When this happens, it appears that one of the workers fails but the rest of the workers continue to run. How would I be able to configure the app to be able to recover itself completely from the last successful checkpoint when this happens?
‐‐‐‐‐‐‐ Original Message ‐‐‐‐‐‐‐
On Monday, December 3, 2018 11:02 AM, Flink Developer <
[hidden email]> wrote:
I have a Flink app on 1.5.2 which sources data from Kafka topic (400 partitions) and runs with 400 parallelism. The sink uses bucketing sink to S3 with rocks db. Checkpoint interval is 2 min and checkpoint timeout is 2 min. Checkpoint size is a few mb. After execution for a few days, I see:
Org.apache.flink.runtime.executiongraph.ExecutionGraph - Error in failover strategy - falling back to global restart
Java.lang.ClassCastException: com.amazonaws.services.s3.model.AmazonS3Exception cannot be cast to com.amazonaws.AmazonClientException
At org.apache.hadoop.fs.s3a.AWSClientIOException.getCause(AWSClientIOException.java:42)

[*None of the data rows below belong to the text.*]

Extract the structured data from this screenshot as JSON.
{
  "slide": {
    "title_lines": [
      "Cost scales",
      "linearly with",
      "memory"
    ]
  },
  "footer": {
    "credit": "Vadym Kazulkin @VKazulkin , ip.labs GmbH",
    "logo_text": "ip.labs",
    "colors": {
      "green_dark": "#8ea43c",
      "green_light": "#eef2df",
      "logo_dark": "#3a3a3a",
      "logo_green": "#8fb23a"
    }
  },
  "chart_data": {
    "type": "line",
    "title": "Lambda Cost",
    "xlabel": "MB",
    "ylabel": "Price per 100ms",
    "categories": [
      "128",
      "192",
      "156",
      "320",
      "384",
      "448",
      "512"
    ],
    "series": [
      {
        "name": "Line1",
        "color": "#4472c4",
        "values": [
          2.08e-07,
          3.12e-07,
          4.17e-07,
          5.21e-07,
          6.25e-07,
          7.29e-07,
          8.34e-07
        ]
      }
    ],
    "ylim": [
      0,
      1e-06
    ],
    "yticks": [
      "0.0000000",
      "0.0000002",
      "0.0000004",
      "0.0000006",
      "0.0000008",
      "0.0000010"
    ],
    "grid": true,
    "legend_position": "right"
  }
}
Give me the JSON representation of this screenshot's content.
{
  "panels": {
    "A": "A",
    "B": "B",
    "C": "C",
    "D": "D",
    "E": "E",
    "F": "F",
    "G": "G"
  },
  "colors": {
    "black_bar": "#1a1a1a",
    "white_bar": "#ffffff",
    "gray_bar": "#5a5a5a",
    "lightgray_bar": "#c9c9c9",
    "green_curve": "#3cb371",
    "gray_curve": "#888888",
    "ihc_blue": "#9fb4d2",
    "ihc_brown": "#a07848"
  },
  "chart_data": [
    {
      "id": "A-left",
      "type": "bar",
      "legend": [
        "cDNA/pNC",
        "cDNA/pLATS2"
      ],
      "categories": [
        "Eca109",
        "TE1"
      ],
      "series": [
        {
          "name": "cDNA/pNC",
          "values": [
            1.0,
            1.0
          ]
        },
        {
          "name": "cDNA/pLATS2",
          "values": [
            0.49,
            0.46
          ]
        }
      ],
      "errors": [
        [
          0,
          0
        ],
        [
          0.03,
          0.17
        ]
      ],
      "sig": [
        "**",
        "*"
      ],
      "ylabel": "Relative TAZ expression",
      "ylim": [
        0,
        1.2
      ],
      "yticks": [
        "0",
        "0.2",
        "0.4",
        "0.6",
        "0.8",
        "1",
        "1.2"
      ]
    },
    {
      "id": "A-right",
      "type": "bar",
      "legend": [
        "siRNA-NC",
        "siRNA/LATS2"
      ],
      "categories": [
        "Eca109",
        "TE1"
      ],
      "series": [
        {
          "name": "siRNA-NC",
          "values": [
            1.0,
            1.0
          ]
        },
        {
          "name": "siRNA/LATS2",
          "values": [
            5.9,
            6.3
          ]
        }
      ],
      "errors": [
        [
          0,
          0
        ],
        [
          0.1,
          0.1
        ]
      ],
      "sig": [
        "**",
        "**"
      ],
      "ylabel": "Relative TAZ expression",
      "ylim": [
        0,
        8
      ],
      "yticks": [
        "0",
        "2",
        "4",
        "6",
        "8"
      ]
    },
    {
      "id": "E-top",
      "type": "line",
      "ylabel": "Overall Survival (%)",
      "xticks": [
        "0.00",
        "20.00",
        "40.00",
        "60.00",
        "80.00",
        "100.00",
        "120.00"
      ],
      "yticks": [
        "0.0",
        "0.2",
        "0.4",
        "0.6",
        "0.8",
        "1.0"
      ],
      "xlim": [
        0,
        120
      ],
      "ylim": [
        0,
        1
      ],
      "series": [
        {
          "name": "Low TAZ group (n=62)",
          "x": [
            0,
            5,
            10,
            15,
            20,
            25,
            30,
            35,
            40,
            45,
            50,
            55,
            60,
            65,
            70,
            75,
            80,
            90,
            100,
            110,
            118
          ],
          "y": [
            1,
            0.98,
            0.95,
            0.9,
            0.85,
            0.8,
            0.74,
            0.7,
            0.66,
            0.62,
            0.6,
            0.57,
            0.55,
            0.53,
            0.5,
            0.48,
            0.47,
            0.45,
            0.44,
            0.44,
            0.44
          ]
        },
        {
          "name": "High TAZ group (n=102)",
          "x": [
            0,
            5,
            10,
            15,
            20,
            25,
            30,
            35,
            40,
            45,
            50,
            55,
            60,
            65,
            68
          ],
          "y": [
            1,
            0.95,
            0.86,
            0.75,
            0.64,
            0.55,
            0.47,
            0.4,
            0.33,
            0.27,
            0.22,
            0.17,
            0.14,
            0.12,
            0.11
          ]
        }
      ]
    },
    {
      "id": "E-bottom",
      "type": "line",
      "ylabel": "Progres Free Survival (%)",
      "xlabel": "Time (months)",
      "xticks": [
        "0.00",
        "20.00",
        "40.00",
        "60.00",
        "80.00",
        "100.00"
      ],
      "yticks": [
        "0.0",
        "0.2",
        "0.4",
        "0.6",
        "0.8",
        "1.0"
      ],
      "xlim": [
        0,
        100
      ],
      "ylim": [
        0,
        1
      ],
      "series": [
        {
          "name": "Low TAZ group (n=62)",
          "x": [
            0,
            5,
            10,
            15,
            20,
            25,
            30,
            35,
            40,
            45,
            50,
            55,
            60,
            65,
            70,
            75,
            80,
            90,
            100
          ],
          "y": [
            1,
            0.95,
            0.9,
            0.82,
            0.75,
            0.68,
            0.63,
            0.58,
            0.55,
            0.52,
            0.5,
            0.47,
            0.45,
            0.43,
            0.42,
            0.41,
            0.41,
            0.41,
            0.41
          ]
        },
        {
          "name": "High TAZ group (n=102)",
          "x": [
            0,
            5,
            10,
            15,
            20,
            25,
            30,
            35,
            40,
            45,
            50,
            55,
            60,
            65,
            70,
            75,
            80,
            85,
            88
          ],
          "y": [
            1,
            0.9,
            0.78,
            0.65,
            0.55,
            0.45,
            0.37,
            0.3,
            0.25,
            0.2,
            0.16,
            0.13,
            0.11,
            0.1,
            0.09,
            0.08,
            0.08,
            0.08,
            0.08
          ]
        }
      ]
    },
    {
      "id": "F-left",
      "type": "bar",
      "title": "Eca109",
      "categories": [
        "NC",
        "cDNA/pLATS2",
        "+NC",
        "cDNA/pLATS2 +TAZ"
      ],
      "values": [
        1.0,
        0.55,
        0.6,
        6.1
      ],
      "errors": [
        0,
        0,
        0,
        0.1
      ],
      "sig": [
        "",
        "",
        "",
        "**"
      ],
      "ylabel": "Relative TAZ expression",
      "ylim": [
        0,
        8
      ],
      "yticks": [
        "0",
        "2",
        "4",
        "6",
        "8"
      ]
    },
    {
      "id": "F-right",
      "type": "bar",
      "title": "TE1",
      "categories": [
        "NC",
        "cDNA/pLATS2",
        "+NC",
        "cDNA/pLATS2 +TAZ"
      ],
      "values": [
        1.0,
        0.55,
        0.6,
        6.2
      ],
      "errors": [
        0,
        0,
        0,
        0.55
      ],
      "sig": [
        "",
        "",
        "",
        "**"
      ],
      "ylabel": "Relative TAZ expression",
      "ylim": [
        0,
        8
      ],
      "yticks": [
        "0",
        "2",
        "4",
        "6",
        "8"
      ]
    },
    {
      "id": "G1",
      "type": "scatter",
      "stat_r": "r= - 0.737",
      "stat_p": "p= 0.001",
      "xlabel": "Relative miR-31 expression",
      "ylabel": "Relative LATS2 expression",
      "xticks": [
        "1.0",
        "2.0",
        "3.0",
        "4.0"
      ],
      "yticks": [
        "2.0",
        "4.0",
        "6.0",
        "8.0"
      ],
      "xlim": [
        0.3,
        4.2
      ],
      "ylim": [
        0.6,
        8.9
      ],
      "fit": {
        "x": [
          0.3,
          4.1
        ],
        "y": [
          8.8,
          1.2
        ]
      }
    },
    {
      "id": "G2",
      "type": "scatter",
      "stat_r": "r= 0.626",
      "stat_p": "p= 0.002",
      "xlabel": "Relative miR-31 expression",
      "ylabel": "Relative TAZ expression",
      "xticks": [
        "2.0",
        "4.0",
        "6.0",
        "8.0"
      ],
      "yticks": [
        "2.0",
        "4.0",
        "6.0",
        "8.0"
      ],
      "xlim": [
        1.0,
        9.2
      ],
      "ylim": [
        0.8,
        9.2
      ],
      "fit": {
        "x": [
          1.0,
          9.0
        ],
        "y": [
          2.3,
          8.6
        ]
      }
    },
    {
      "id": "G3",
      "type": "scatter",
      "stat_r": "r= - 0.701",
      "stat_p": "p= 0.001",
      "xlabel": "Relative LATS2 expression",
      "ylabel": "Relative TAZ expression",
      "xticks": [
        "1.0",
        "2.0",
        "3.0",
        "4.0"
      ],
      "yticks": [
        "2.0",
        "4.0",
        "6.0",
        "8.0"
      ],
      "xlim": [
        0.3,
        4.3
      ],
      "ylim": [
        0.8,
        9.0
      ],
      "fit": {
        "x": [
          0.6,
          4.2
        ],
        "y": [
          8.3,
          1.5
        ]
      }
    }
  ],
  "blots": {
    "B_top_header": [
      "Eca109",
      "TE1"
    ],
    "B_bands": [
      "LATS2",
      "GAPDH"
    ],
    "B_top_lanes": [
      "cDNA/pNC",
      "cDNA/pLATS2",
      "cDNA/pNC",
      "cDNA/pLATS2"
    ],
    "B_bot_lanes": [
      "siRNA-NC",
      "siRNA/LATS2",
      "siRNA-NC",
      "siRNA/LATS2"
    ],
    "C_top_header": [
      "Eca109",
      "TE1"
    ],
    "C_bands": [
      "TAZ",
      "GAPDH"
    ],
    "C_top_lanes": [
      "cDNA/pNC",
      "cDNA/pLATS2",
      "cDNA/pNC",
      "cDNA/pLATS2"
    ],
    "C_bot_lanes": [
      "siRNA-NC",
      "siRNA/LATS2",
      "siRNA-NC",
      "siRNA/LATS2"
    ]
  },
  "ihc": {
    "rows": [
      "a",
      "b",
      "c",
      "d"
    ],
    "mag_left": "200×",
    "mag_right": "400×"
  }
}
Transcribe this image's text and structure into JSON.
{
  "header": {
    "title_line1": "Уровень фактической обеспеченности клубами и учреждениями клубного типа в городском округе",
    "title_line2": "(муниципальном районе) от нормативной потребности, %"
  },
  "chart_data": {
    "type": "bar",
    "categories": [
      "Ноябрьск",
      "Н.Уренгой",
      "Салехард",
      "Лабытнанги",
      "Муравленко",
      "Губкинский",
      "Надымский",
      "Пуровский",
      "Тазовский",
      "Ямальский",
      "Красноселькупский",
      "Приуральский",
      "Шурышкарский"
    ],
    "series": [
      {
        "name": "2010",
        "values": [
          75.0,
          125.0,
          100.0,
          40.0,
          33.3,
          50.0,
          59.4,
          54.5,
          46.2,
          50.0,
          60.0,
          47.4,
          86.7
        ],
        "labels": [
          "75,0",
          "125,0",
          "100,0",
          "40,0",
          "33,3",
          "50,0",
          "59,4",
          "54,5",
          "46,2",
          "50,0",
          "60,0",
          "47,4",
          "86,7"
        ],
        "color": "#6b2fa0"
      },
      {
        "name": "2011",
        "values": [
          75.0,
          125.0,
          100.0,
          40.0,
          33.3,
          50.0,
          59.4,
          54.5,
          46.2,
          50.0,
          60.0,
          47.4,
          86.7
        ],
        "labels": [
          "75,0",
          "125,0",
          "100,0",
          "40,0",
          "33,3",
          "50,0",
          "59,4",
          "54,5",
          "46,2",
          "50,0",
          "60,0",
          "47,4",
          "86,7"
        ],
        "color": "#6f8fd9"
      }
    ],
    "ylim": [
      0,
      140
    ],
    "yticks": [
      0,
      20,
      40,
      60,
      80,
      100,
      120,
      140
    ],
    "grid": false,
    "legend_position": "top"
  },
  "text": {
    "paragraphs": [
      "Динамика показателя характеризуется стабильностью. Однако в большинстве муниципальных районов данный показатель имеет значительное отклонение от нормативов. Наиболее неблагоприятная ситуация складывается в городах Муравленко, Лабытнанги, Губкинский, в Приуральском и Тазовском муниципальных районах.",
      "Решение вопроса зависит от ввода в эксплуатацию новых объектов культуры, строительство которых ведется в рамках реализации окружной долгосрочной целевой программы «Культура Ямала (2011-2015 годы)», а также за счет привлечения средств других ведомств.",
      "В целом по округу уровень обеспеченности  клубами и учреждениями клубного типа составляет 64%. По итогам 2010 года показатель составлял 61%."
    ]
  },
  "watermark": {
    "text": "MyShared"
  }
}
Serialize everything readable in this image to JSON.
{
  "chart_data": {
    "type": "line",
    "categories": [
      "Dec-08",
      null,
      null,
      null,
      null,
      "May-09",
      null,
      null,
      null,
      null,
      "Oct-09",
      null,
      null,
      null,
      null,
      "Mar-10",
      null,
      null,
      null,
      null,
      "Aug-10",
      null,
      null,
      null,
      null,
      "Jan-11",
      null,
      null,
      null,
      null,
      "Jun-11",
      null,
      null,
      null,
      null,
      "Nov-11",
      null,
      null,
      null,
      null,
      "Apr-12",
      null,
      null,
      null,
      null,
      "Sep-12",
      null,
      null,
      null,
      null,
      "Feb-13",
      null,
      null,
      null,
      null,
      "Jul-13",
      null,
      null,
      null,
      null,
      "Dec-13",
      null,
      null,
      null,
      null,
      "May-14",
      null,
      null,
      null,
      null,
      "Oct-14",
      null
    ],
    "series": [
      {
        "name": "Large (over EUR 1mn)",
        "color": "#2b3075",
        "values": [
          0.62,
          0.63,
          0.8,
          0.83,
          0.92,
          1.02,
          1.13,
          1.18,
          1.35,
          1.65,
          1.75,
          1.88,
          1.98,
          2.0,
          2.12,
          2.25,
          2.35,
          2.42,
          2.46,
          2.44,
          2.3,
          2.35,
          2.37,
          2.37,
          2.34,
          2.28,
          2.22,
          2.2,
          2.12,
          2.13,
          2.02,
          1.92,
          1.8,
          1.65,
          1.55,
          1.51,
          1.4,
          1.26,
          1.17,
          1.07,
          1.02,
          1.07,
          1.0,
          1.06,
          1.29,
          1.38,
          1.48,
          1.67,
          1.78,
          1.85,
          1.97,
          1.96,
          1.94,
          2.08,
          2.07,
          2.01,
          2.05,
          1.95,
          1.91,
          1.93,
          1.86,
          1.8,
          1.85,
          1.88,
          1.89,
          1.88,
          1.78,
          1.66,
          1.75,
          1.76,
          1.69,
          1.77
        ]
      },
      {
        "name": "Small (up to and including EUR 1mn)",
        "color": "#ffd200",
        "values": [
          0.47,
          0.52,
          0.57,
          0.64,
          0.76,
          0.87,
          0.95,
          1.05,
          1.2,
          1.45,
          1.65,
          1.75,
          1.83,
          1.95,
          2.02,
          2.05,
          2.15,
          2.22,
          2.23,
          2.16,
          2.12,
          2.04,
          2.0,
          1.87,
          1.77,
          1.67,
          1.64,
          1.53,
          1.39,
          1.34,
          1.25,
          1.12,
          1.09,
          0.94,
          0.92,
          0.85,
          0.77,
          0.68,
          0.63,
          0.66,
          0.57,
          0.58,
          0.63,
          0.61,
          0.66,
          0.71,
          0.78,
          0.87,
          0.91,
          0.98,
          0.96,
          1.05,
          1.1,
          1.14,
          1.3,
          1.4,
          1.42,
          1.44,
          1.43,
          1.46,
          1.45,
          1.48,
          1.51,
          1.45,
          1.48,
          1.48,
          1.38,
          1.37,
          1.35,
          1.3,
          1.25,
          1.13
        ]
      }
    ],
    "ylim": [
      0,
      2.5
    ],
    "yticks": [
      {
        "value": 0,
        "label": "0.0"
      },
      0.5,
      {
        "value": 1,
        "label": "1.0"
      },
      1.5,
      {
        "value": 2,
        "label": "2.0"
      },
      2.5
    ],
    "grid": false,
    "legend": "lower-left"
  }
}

At org.apache.flink.util.SerializedThrowable
At org.apache.flink.runtime.executiongraph.ExecutionGraph.notifyJobStatus()
At org.apache.flink.runtime.rpc.akka.AkkaRpcActor.handleRpcInvocation(AkkaRpcActor.java:247)
At akka.dispatch.Mailbox.exec(Mailbox.scala:234)
What causes the exception and why is the Flink job unable to recover? It states failing back to globsl restart? How can this be configured to recover properly? Is the checkloche interval/timeout too low? The Flink job's configuration shows Restart with fixed delay (0ms) #2147483647 restart attempts.